Oxidative Phosphorylation Inhibition, Uncoupling, and ROS

How do Complex I inhibitors work?

They inhibit the oxidation of Fe-S clusters and prevent transfer of electrons to CoQ. NADH cannot transfer electrons to CoQ and no protons are pumped.

Complex I inhibitor examples

Rotenone, Demerol, and Amytal

How do Complex III inhibitors work?

They inhibit the transfer of electrons from Cyt b to CoQ. This also increases ROS production, which is toxic to cells.

Complex III inhibitor examples

Antimycin A

How do Complex IV inhibitors work?

They bind to the iron centers of heme a3 and prevent the transfer of electrons from Cyt C to O2 (H2O).

Complex IV inhibitor examples

Cyanide, Azide, and Carbon Monoxide

How do ATP Synthase inhibitors work?

They block the movement of H+ through F0 by binding to C10 and preventing rotation. Without proton flow, no conformational change occurs and ATP is not synthesized.

ATP Synthase inhibitor examples

Oligomycin

How can the ETC and ATP Synthesis become unlinked?

If the protons can find an alternate pathway to dissipate out of the intermembrane space and into the matrix, ATP synthesis will not occur but the ETC can continue to work because there is no buildup of protons that prevents flux through the ETC. The energy stored in the proton gradient is released as heat.

What molecules or proteins can cause uncoupling?

2,4-Dinitrophenol (DNP) and Uncoupling Proteins (UCPs)

How does 2,4-Dinitrophenol (DNP) cause uncoupling?

It acts as an ionophore that can pick up protons in the intermembrane space (high pH = protonation) and diffuse across the membrane, dropping off the protons in the matrix (low pH = deprotonation).

How do uncoupling proteins (UCPs) cause uncoupling?

They provide a transport channel that allow protons to flow from the intermembrane space into the matrix. UCPs are expressed in many cells and actually play an important role in thermogenesis (useful for hypothermia and hibernation) and protecting against ROS generation.
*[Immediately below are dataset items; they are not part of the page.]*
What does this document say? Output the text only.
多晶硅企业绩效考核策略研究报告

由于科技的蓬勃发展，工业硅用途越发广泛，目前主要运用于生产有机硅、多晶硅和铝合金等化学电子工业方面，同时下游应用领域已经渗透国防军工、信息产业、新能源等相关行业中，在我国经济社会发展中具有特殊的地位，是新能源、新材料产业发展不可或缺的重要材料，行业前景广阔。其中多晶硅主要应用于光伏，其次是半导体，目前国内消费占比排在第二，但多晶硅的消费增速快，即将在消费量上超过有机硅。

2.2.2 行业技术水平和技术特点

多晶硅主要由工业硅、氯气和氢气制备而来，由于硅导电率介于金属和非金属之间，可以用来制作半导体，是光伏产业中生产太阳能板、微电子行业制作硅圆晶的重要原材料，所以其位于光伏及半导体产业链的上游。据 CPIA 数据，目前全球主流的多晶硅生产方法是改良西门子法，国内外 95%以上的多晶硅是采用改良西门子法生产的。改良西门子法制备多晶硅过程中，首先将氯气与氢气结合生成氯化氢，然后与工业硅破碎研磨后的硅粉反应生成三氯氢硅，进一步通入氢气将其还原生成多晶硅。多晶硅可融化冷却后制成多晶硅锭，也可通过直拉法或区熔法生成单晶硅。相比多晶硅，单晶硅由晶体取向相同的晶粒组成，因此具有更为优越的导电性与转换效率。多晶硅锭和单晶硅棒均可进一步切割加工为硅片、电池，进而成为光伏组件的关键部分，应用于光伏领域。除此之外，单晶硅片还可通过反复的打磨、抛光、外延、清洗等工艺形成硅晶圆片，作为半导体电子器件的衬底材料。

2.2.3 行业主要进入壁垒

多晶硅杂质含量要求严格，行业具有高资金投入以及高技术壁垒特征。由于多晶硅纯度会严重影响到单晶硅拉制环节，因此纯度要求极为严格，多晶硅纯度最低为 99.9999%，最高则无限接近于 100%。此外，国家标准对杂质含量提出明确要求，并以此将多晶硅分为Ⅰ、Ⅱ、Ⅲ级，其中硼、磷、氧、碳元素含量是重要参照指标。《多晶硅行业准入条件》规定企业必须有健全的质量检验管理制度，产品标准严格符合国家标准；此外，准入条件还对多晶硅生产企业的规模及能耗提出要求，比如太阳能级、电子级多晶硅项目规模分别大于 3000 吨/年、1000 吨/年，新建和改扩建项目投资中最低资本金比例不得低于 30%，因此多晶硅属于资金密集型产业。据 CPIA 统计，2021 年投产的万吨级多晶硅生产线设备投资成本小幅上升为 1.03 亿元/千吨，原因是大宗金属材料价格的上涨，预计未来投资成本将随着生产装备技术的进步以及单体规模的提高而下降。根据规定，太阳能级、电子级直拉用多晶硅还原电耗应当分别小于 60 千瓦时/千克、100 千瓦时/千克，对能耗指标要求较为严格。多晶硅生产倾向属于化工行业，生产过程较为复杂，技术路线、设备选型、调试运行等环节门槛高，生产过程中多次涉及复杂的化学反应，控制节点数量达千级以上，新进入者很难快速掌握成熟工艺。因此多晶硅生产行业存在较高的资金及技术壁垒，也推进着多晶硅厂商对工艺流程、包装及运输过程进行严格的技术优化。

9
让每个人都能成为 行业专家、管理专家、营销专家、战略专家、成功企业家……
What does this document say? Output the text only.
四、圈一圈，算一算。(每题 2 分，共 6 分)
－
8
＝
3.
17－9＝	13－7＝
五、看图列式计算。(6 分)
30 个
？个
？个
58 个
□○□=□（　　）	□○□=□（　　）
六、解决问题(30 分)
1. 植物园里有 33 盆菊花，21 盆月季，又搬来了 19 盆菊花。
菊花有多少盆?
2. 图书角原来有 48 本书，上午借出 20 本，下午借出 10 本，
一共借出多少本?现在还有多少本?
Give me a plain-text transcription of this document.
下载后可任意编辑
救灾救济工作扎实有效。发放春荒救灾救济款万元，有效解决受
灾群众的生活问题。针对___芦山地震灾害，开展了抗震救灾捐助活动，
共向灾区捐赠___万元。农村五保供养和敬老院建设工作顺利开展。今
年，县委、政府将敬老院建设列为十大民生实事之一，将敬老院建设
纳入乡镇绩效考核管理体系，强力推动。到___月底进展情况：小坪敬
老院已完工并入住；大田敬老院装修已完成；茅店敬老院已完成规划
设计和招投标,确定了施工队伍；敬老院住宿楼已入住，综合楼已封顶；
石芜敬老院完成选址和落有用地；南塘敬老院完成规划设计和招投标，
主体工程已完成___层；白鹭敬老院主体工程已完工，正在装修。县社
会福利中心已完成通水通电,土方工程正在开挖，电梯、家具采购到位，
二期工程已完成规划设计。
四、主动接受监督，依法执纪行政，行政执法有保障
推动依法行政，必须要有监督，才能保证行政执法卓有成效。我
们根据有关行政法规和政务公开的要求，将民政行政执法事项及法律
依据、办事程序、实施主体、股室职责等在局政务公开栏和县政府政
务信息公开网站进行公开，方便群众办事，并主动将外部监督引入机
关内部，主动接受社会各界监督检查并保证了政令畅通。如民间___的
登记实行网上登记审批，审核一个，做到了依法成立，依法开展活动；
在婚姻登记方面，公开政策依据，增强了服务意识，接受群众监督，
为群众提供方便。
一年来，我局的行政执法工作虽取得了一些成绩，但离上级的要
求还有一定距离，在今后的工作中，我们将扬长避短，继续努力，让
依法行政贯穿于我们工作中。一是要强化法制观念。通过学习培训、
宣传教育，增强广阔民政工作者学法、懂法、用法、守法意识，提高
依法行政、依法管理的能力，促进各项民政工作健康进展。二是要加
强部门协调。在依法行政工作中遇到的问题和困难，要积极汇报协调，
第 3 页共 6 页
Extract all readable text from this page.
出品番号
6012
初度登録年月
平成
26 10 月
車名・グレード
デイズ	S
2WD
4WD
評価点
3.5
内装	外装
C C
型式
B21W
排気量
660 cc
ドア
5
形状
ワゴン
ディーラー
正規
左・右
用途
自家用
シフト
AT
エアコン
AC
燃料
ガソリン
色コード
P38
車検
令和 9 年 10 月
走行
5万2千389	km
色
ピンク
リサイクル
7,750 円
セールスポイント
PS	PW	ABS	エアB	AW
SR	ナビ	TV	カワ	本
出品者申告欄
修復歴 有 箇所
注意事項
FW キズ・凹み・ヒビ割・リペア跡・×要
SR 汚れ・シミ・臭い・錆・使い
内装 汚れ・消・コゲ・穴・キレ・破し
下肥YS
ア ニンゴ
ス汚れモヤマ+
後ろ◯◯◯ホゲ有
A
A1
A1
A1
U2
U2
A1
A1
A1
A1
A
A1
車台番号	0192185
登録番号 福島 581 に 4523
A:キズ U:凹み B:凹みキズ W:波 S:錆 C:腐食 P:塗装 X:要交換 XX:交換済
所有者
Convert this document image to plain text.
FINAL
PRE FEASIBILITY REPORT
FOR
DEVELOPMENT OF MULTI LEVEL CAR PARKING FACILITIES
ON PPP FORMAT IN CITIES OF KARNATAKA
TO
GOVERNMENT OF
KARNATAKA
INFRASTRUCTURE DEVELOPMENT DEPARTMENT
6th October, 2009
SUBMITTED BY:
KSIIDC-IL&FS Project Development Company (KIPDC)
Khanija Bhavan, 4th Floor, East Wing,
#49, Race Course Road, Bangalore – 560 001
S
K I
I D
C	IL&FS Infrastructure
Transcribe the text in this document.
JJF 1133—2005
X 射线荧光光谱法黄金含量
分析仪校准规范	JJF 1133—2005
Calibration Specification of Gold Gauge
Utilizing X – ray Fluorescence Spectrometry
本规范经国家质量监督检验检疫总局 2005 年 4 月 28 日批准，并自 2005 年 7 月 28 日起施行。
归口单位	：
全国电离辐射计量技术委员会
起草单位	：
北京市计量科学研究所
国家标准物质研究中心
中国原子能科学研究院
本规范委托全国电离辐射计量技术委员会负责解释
Uncoupling Protein example

UCP-1 Thermogenin is expressed in brown adipose tissues (BATs) and plays a role in nonshivering thermogenesis. It metabolizes fats to generate heat, and is used by hibernating mammals to produce body heat and maintain organ function.

Endogenous ROS

ROS that are synthesized in the body, such as those that result from normal ETC function.

Exogenous ROS

ROS that come from outside of the body, such as from pollutants, tobacco, smoke, drugs, and radiation.

3 important antioxidants

Superoxide dismutase, glutathione peroxidase, and catalase

Superoxide Dismutase

The first line of defense against ROS. Can generate O2 (safe) or H202 (hydrogen peroxide; unsafe, must be processed by another enzyme or can become a toxic hydroxyl radical through Fenton chemistry).

Glutathione Peroxidase

Oxidizes Glutathione (GSH) to GSSG in order to reduce H2O2 to H2O. GSSG is reduced back to GSH by Glutathione Reductase and NADPH. This process mostly occurs in erythrocytes and relies on the PPP.

Catalase

Uses Fe ions to reduce H2O2 to H2O and O2. Highly efficient enzyme that protects the mitochondria from oxidative stress.

Superoxide

The precursor for all ROS.

Hydroxyl radical

The most potent ROS. Formed by Fenton chemistry (oxidation of Fe splits hydrogen peroxide).